Alice Spencer leads lyrically driven titles starting off with “When My Sugar Walks Down The Street”, but songs like “I Just Couldn’t Take It, Baby”, “The Object Of My Affection”, “I Hate To Leave You Now” and “Draggin’ My Heart Around” make for a primarily moody and melancholy ride. While much of the album is in that delightful zone of jazzy suffering best enjoyed with a bottle of red, it isn’t all stormy. “Sunday” lightens the mood, and “Sing It Way Down Low” allows the band to kick up the rhythm.

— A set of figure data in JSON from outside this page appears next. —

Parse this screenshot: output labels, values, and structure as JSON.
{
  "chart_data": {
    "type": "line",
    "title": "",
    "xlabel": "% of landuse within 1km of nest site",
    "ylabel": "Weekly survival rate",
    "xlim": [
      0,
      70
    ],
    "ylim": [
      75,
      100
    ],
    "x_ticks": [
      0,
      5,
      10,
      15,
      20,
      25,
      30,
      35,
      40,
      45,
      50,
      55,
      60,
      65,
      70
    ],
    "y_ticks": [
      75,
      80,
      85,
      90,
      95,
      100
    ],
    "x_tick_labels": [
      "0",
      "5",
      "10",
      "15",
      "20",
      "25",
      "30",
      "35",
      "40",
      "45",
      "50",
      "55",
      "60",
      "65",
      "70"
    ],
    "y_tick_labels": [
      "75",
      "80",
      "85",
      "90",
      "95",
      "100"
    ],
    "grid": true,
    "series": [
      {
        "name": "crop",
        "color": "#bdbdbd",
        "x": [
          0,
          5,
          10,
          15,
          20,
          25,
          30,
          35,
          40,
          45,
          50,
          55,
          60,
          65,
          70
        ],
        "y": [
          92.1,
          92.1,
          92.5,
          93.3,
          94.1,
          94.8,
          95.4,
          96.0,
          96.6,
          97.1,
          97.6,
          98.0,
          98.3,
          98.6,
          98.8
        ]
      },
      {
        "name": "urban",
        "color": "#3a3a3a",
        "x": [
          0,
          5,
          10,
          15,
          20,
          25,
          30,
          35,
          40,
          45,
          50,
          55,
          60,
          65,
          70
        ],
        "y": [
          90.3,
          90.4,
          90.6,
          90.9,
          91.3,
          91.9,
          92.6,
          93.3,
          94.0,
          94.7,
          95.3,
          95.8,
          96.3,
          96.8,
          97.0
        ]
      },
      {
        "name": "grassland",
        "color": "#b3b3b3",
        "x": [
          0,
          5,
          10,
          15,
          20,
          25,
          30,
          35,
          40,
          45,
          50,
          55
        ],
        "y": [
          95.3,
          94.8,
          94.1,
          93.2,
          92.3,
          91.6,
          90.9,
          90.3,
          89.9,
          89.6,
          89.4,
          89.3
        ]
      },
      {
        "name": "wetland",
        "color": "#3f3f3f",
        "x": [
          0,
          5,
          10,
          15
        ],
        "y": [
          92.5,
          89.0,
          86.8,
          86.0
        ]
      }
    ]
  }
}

This is jazz out of time, with soft accompaniment by Kris Tokarski, who really stands out here both as melody, but also as part of a truly fantastic rhythm section with Smith and Singleton, each adding just enough extras to delight the repeated listener. Marc Caparone’s trumpet provides a balance to Spencer’s vocal, appropriately heightening the feeling expressed in the lyrical passages without overshadowing it. Every one of these musicians understands their role perfectly, and the album delivers exactly on what it sets out to. On that standard it is a ten out of ten. Alice Spencer is of course the star, and her ability to convey layered emotions without exaggeration or affectation sets her far above the fray of jazz singers, she is exceptional.
I hope that fans of Alice Spencer who have enjoyed her in other genres will find this album and hear what she has to say in a pure jazz format. I also hope this album exposes this great talent to jazz fans outside of the Austin area, she deserves to be heard and enjoyed.